Table: Key Symmetric Bandit Models and Guarantees

Symmetry Type	Core Problem Structure	Regret Bound (Representative)
Symmetric heavy-tailed noise	i.i.d. noise $\rho(u) = \rho(-u)$	$O(\ln T \sqrt{KT\ln T})$ (Dorn et al., 2024)
Symmetric $\alpha$ -stable	$S_\alpha(0,\sigma,\mu)$ , $1<\alpha<2$	$O(K^{1/(1+\epsilon)}T^{(1+\epsilon)/(1+2\epsilon)})$
Linear bandits w/ hidden symmetry	$f(x)$ invariant under unknown group	$O(d_0^{2/3}T^{2/3}\log d)$ , $O(d_0\sqrt{T\log d})$
Invariant Lipschitz bandits	$f(g \cdot x) = f(x)$ under $G$	$\Theta(\|G\|^{-1/(d+2)}N^{(d+1)/(d+2)})$
Influential bandits	Loss update via symmetric PSD $A$	$O(KT\log T)$ (Sato et al., 11 Apr 2025)
Symmetric 2-armed Bernoulli	$\mu_1+\mu_2=1$ constraint	$R_T^*\sim 0.564\sqrt T$ (small gap) (Kobzar et al., 2022)

7. Theoretical and Practical Significance

Symmetric bandits underscore the advantage of tailoring algorithmic strategies to underlying structure.
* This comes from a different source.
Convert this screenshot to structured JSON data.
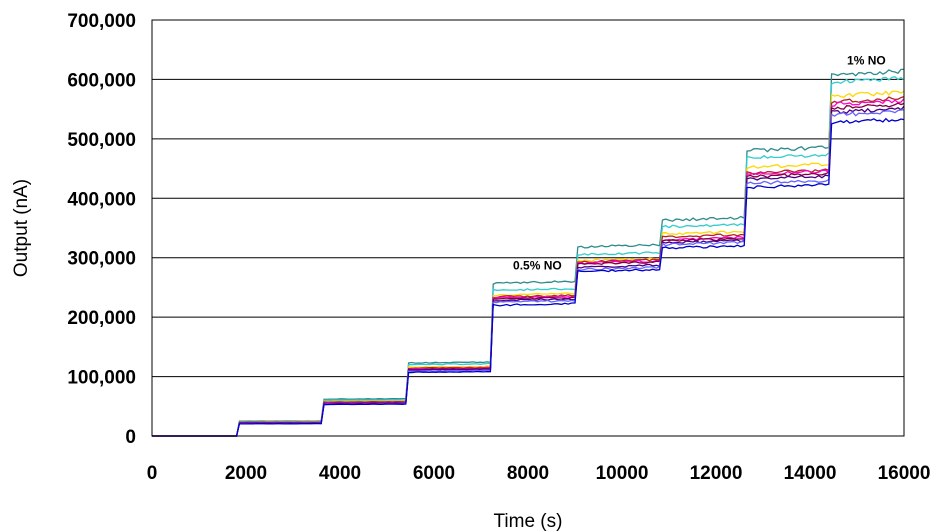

Theoretical analysis reveals that symmetry can serve as a weaker, yet sufficient, substitute for higher-order moment bounds, yielding near-sub-Gaussian performance in settings where naive algorithms would otherwise fail or be suboptimal. Practical algorithms—clipped-SGD-UCB, $\alpha$ -Thompson Sampling, group-invariant mesh methods, dual-formulation resource allocators, and symmetry-exploiting LCB algorithms—demonstrate the translation of symmetry from abstract model property to tangible statistical leverage across a broad range of domains.